The commercial jostling between these shoemakers comes naturally says Alberto Salazar, a former world-class runner who now works for Nike. "It's like a race," he says. "A lot of people at Nike used to be athletes, so now we compete corporately in the sense of of wanting to be the No. 1 company."

Roberto Muller, former president of Reebok International and now president of a New York-based sports advisory company, says, "Brands now compete against each other at the Games almost to the extent that countries do, though for profits and market share rather than national pride."

Most athletes, of course, wear their national colors proudly, but their brand loyalty can run pretty deep, too, as became so apparent in 1992. That's when the major suspense in the one-sided men's basketball competition was not whether the US Dream Team would win the gold medal, but whether Michael Jordan, Charles Barkley, and other Nike-sponsored members would take the victory stand in Reebok garb.

At the last minute they agreed to do so, but in a compromising manner, covering up the Reebok logo even though Reebok was the sponsor of the US team.

"I found the conflicts between Reebok and Nike at the Olympics demeaning ..., but maybe the Games on that level are no longer demeanable," says Richard Lapchick, director of the Center for the Study of Sport in Society at Northeastern University in Boston. This embarrassing episode materialized partly because various Nike clients scratched out part of an agreement that said they would wear the official US garments in any victory ceremonies. The United States Olympic Committee, hoping to avoid another controversy, tried to close any loopholes. Michael Jordan, whose name is closely associated with Nike, is not on the team this time, but seven other Nike clients are.

Reebok has Shaquille O'Neal, who just signed a seven-year, $120 million contract with the Los Angeles Lakers, but the company has surprisingly made Dallas Cowboys running back Emmitt Smith a focus of its Olympic advertising. The rather whimsical campaign casts Smith as a strong lobbyist for adding football to the Olympics, a virtual impossibility given Olympic rules requiring broad international participation.

What Smith represents is a proven winner, a Super Bowl champion, which is one way to avoid what happened to Reebok in 1992, when they staked their Olympic-related ad campaign to decathlete Dan O'Brien, who failed to make the American track and field team. As a result, the wind was knocked right out of the "Dan and Dave" advertising that centered on the rivalry between Reebok clients O'Brien and Dave Johnson. O'Brien has since jumped ship, signing with Nike.

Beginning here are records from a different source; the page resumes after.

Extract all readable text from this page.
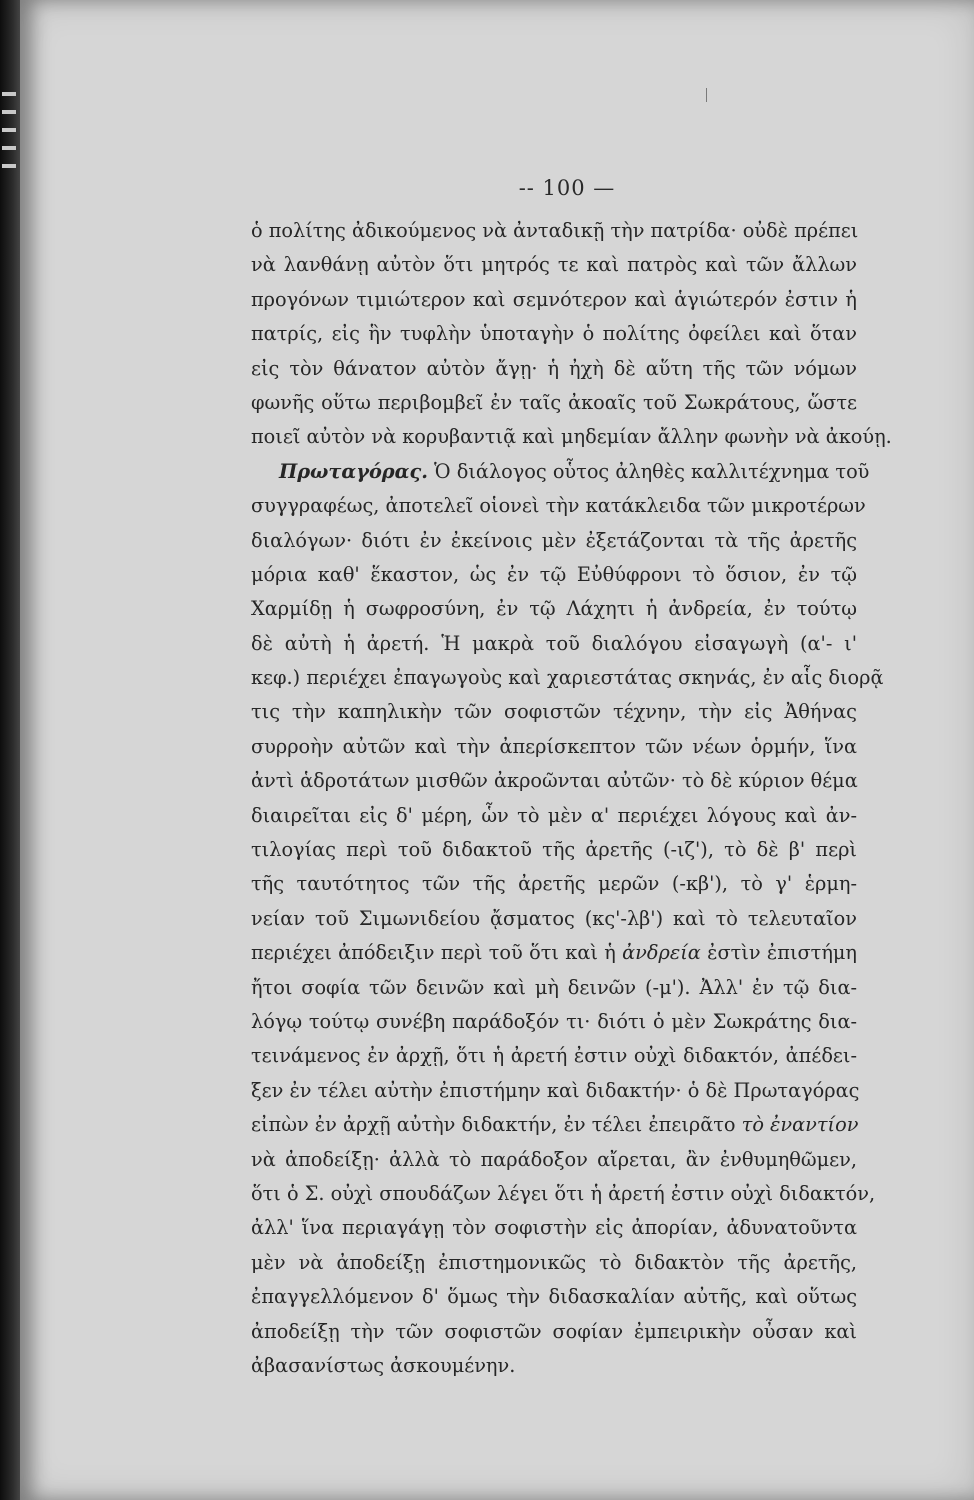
-- 100 —
ὁ πολίτης ἀδικούμενος νὰ ἀνταδικῇ τὴν πατρίδα· οὐδὲ πρέπει
νὰ λανθάνῃ αὐτὸν ὅτι μητρός τε καὶ πατρὸς καὶ τῶν ἄλλων
προγόνων τιμιώτερον καὶ σεμνότερον καὶ ἁγιώτερόν ἐστιν ἡ
πατρίς, εἰς ἣν τυφλὴν ὑποταγὴν ὁ πολίτης ὀφείλει καὶ ὅταν
εἰς τὸν θάνατον αὐτὸν ἄγῃ· ἡ ἠχὴ δὲ αὕτη τῆς τῶν νόμων
φωνῆς οὕτω περιβομβεῖ ἐν ταῖς ἀκοαῖς τοῦ Σωκράτους, ὥστε
ποιεῖ αὐτὸν νὰ κορυβαντιᾷ καὶ μηδεμίαν ἄλλην φωνὴν νὰ ἀκούῃ.
Πρωταγόρας. Ὁ διάλογος οὗτος ἀληθὲς καλλιτέχνημα τοῦ
συγγραφέως, ἀποτελεῖ οἱονεὶ τὴν κατάκλειδα τῶν μικροτέρων
διαλόγων· διότι ἐν ἐκείνοις μὲν ἐξετάζονται τὰ τῆς ἀρετῆς
μόρια καθ' ἕκαστον, ὡς ἐν τῷ Εὐθύφρονι τὸ ὅσιον, ἐν τῷ
Χαρμίδῃ ἡ σωφροσύνη, ἐν τῷ Λάχητι ἡ ἀνδρεία, ἐν τούτῳ
δὲ αὐτὴ ἡ ἀρετή. Ἡ μακρὰ τοῦ διαλόγου εἰσαγωγὴ (α'- ι'
κεφ.) περιέχει ἐπαγωγοὺς καὶ χαριεστάτας σκηνάς, ἐν αἷς διορᾷ
τις τὴν καπηλικὴν τῶν σοφιστῶν τέχνην, τὴν εἰς Ἀθήνας
συρροὴν αὐτῶν καὶ τὴν ἀπερίσκεπτον τῶν νέων ὁρμήν, ἵνα
ἀντὶ ἁδροτάτων μισθῶν ἀκροῶνται αὐτῶν· τὸ δὲ κύριον θέμα
διαιρεῖται εἰς δ' μέρη, ὧν τὸ μὲν α' περιέχει λόγους καὶ ἀν-
τιλογίας περὶ τοῦ διδακτοῦ τῆς ἀρετῆς (-ιζ'), τὸ δὲ β' περὶ
τῆς ταυτότητος τῶν τῆς ἀρετῆς μερῶν (-κβ'), τὸ γ' ἑρμη-
νείαν τοῦ Σιμωνιδείου ᾄσματος (κς'-λβ') καὶ τὸ τελευταῖον
περιέχει ἀπόδειξιν περὶ τοῦ ὅτι καὶ ἡ ἀνδρεία ἐστὶν ἐπιστήμη
ἤτοι σοφία τῶν δεινῶν καὶ μὴ δεινῶν (-μ'). Ἀλλ' ἐν τῷ δια-
λόγῳ τούτῳ συνέβη παράδοξόν τι· διότι ὁ μὲν Σωκράτης δια-
τεινάμενος ἐν ἀρχῇ, ὅτι ἡ ἀρετή ἐστιν οὐχὶ διδακτόν, ἀπέδει-
ξεν ἐν τέλει αὐτὴν ἐπιστήμην καὶ διδακτήν· ὁ δὲ Πρωταγόρας
εἰπὼν ἐν ἀρχῇ αὐτὴν διδακτήν, ἐν τέλει ἐπειρᾶτο τὸ ἐναντίον
νὰ ἀποδείξῃ· ἀλλὰ τὸ παράδοξον αἴρεται, ἂν ἐνθυμηθῶμεν,
ὅτι ὁ Σ. οὐχὶ σπουδάζων λέγει ὅτι ἡ ἀρετή ἐστιν οὐχὶ διδακτόν,
ἀλλ' ἵνα περιαγάγῃ τὸν σοφιστὴν εἰς ἀπορίαν, ἀδυνατοῦντα
μὲν νὰ ἀποδείξῃ ἐπιστημονικῶς τὸ διδακτὸν τῆς ἀρετῆς,
ἐπαγγελλόμενον δ' ὅμως τὴν διδασκαλίαν αὐτῆς, καὶ οὕτως
ἀποδείξῃ τὴν τῶν σοφιστῶν σοφίαν ἐμπειρικὴν οὖσαν καὶ
ἀβασανίστως ἀσκουμένην.
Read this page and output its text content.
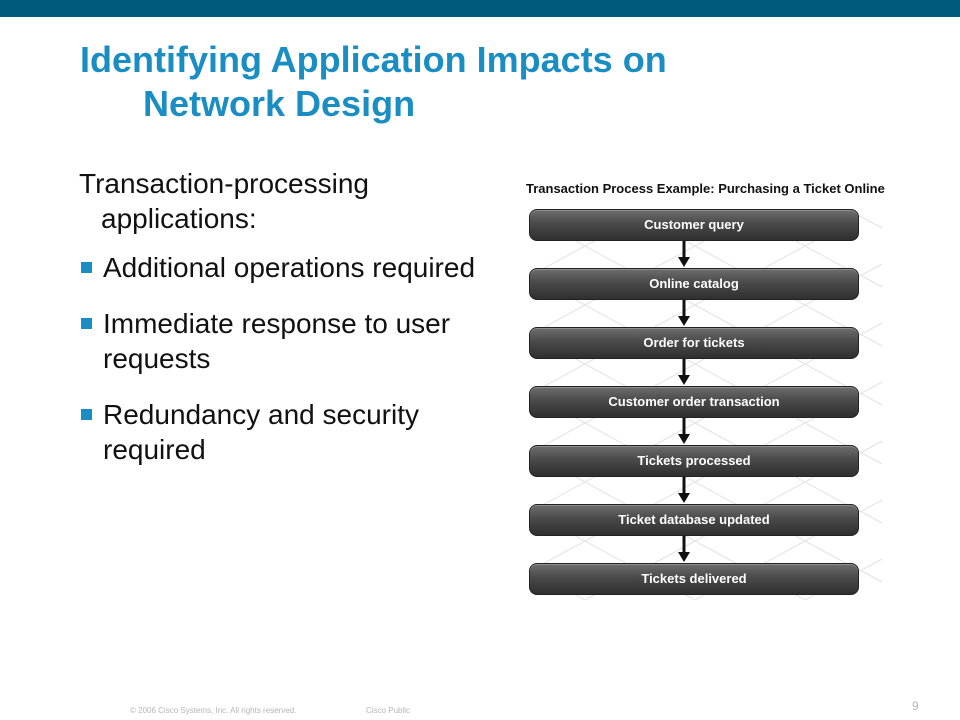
Identifying Application Impacts on
Network Design

Transaction-processing applications:

Additional operations required
Immediate response to user requests
Redundancy and security required
Transaction Process Example: Purchasing a Ticket Online
Customer query
Online catalog
Order for tickets
Customer order transaction
Tickets processed
Ticket database updated
Tickets delivered
© 2006 Cisco Systems, Inc. All rights reserved.	Cisco Public	9
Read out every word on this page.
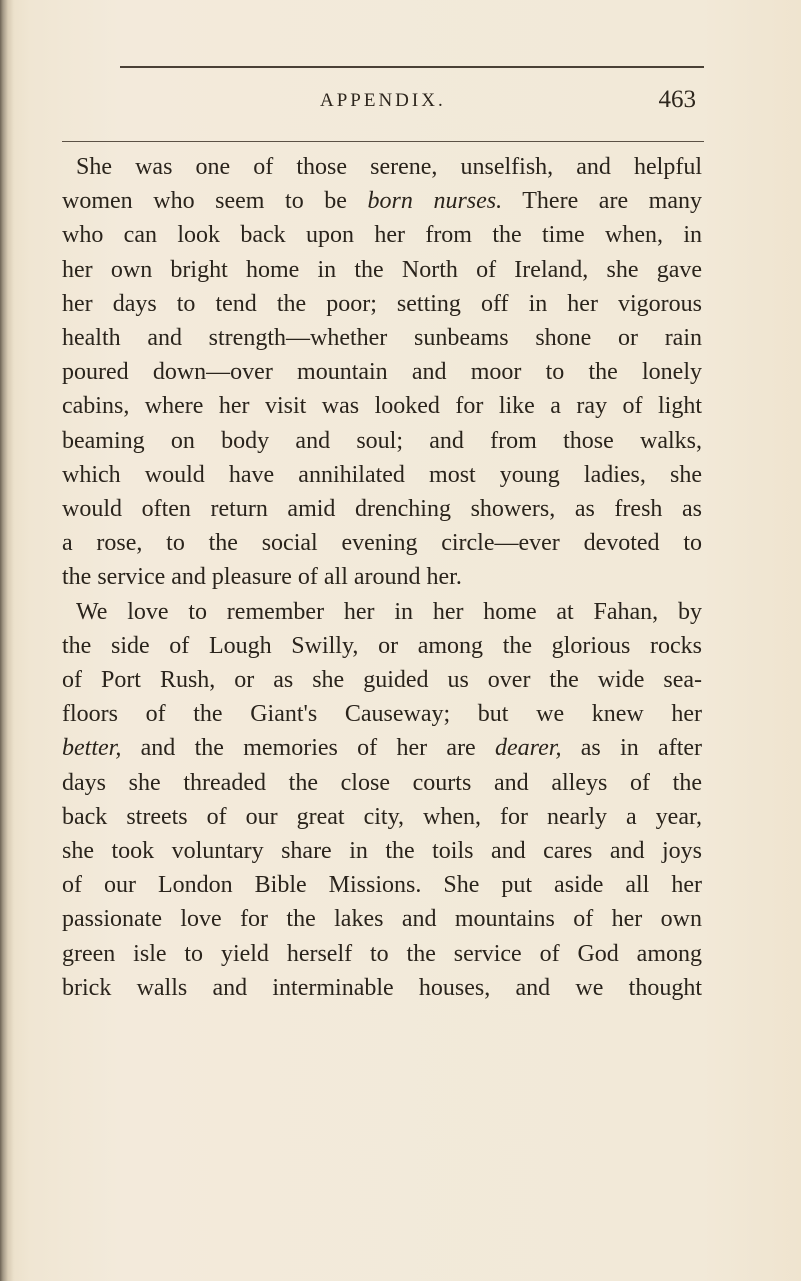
APPENDIX.	463

She was one of those serene, unselfish, and helpful
women who seem to be born nurses. There are many
who can look back upon her from the time when, in
her own bright home in the North of Ireland, she gave
her days to tend the poor; setting off in her vigorous
health and strength—whether sunbeams shone or rain
poured down—over mountain and moor to the lonely
cabins, where her visit was looked for like a ray of light
beaming on body and soul; and from those walks,
which would have annihilated most young ladies, she
would often return amid drenching showers, as fresh as
a rose, to the social evening circle—ever devoted to
the service and pleasure of all around her.

We love to remember her in her home at Fahan, by
the side of Lough Swilly, or among the glorious rocks
of Port Rush, or as she guided us over the wide sea-
floors of the Giant's Causeway; but we knew her
better, and the memories of her are dearer, as in after
days she threaded the close courts and alleys of the
back streets of our great city, when, for nearly a year,
she took voluntary share in the toils and cares and joys
of our London Bible Missions. She put aside all her
passionate love for the lakes and mountains of her own
green isle to yield herself to the service of God among
brick walls and interminable houses, and we thought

But he also pledges his allegiance to Visa, sponsors for many years of the US decathlon team.

"Visa's sponsorship makes the difference for a talented young guy who needs the money to reach his best," O'Brien is quoted in the Atlanta Journal-Constitution. "It works for the company because they have a relationship with a future star. It works for the athlete because he can spend his energy on becoming that star."

Although this appears a win-win situation, some worry about the future if companies copy Visa in adopting a group of athletes in essentially training.

Will too much allegiance to a corporation be healthy? That question could need answering sooner than later, if a bandwagon effect occurs.